What do the policies cover and who do they protect?
When purchasing a property, the term “insurance” comes up a LOT. After the second or third time, the different insurance policies available may start to blend together but it’s good to understand the differences in all the different types of insurance, and it’s especially important to know who the insurance policies protect.
Mortgage Default Insurance (commonly referred to as Mortgage Insurance)
In Canada, Mortgage Default Insurance is required federally if a Buyer has a down payment of less than 20% of the purchase price of the home. This insurance protects the Lender in case of default by guaranteeing the full amount of the mortgage. It also allows Borrowers with limited savings to purchase a home sooner. This insurance premium can be paid in a lump sum at closing or, more commonly, blended in with your mortgage loan payments. The premium decreases with the more down payment you have.
Title Insurance
Many Lenders are now requiring that buyers purchase Title Insurance, which transfers risks related to title (ie: title fraud, un-discharged liens, encroachments, zoning issues, property tax arrears, survey problems, etc) from the homebuyer to the Title Insurance Provider. There are actually TWO types of Title Insurance:
1. Homeowner Policies – Protects the Homeowner (you), lasts as long as you own the property, and is priced based on the value of your property.
2. Lender Policies – Protects the Lender’s interest in your mortgage, lasts as long as you have your mortgage, and is priced based on the size of your mortgage.
Basically, Homeowner Policies protects you against claims about rightful ownership of a piece of property and Lender Policies protect the Lender to ensure the enforceability of the Title.
Mortgage Life/Disability Insurance
All Mortgage lenders in Canada are required to offer mortgage life and disability insurance. Premiums on Mortgage Life Insurance stay the same throughout the lifetime of your mortgage but the payout, if there is one, decreases with the mortgage. In the event of your demise, all funds are directed to your Lender to cover any remaining mortgage balance only.

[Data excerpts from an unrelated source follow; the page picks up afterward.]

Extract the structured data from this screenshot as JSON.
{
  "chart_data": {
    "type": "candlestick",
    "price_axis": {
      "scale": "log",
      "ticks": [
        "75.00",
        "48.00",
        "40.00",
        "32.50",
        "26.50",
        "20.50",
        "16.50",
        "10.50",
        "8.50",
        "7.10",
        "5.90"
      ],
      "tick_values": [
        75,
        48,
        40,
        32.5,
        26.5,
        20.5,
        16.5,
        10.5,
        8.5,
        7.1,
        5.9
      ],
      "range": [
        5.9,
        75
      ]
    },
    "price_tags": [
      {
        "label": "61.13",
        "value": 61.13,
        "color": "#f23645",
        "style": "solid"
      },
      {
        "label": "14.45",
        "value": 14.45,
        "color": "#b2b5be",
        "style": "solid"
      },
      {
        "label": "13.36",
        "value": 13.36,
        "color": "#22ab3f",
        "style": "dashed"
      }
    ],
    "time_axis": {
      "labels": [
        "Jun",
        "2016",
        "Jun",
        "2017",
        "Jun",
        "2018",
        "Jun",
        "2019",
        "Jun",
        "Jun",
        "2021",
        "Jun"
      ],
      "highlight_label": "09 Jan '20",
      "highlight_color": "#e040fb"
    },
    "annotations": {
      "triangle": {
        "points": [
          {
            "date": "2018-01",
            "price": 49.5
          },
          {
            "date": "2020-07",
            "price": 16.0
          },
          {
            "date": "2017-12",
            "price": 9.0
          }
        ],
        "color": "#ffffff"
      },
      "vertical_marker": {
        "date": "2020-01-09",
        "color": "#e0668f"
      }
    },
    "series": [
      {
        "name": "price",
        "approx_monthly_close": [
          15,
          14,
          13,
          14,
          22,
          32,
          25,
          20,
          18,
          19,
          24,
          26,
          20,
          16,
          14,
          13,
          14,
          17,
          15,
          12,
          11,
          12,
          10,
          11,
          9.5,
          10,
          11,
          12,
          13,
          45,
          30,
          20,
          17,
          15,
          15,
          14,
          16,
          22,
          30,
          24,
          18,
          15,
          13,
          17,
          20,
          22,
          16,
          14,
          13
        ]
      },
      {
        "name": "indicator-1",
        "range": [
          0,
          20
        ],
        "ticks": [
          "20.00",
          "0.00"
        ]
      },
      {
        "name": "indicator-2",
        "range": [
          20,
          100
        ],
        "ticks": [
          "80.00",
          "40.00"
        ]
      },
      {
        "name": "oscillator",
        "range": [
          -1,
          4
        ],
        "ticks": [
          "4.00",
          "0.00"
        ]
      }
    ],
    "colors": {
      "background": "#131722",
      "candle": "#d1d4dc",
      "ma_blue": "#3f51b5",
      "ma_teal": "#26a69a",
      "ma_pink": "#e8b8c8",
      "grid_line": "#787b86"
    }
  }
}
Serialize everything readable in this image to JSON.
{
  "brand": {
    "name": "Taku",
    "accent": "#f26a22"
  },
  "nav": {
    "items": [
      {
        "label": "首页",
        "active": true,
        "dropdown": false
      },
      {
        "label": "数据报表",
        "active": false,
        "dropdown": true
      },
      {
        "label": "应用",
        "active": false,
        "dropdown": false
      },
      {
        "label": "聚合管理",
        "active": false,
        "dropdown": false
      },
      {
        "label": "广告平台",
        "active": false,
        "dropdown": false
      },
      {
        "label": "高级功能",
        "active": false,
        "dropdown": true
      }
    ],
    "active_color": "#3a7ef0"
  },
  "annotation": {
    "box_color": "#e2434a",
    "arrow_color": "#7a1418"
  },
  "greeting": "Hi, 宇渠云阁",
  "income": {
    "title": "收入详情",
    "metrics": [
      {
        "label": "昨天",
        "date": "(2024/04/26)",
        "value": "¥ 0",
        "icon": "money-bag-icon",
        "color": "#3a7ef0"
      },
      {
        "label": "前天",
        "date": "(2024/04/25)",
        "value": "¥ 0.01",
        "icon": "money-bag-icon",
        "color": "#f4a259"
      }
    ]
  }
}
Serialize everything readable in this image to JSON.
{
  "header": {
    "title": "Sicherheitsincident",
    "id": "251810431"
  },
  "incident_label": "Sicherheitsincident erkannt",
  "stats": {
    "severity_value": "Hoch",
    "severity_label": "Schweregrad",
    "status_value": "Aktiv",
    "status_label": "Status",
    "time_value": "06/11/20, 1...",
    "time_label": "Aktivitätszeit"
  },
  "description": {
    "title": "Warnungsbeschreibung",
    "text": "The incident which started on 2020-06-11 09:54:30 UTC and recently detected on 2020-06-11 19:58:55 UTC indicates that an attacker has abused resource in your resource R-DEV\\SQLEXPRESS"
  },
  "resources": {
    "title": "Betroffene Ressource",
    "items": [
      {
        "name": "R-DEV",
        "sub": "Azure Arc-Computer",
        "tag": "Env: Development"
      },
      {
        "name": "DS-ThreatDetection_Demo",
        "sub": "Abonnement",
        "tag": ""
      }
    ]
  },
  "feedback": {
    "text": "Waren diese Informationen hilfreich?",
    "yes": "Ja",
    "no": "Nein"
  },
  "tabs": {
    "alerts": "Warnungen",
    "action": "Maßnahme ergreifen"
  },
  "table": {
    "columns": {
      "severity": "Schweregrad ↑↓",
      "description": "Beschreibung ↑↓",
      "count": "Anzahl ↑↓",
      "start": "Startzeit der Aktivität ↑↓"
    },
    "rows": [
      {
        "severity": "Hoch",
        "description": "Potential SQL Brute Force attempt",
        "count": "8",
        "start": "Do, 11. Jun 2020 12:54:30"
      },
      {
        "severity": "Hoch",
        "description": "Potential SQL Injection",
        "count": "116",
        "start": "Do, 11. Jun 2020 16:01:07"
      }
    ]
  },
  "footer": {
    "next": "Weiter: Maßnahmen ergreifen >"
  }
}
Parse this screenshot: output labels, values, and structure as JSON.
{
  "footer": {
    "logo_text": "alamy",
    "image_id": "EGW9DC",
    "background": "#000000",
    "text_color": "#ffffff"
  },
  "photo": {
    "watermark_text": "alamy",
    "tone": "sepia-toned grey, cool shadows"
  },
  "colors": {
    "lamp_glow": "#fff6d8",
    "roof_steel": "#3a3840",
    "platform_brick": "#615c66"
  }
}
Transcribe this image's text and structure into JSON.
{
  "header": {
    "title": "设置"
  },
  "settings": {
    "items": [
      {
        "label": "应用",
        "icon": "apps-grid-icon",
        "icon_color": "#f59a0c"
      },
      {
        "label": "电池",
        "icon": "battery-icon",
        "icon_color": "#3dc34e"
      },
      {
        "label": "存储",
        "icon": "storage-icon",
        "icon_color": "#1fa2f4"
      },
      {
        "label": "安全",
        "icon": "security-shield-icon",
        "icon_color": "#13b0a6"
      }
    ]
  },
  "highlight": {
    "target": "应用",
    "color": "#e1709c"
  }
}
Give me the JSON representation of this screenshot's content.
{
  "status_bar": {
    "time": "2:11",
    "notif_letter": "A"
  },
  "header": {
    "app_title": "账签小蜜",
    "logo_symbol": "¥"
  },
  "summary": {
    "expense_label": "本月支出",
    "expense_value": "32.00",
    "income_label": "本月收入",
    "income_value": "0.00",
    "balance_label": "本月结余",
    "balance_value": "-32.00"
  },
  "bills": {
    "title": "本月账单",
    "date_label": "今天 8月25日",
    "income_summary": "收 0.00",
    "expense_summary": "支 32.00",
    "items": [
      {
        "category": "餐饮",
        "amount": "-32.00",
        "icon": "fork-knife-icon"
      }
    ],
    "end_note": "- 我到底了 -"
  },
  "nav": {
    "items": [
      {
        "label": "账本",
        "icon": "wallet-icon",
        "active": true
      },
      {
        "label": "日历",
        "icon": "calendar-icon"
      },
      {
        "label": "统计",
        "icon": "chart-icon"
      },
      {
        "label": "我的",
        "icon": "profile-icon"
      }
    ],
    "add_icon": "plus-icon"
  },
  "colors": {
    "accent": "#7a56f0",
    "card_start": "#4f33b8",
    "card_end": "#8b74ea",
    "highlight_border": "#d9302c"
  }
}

With the Mortgage Disability Insurance, if you become disabled and qualifies for benefits, monthly payments will be made directly to your Lender on your behalf. The amount paid is based on our actual mortgage payment at the time of your claim. This is not mandatory coverage. You can choose to apply or waive.
Life/Disability Insurance
Insurance providers offer other options to protect you and your family from your mortgage debt. Most commonly, they offer term and life and disability insurance. With Term Life Insurance, the payout, if there is one, never changes. Funds are released directly to your Estate and any remaining mortgage balance can be paid out by your Executor. If you have an existing policy, coverage can be increased to include your mortgage debt. Disability Insurance provides you coverage should an accident or disease prevent you from working. Depending on the type of policy you purchased, you should receive a monthly payout that will be enough to cover your monthly bills, including mortgage payments. (NOTE: When calculating what coverage you may need, keep in mind that payments from private disability insurance providers are tax-free whereas the payout from most corporate plans is taxable.)
Fire/Home Insurance
Fire/Home Insurance protects you, the Homeowner, against loss of use of your home or the personal belongings contained in your home due to fire or other accidents. It also gives your Lender the protection they need against the risks to your property that could compromise its value. Unless you pay cash for your home, proof of Fire Insurance must always be provided before closing to the lawyer so he/she can verify that the Lender has been noted as the first loss payable.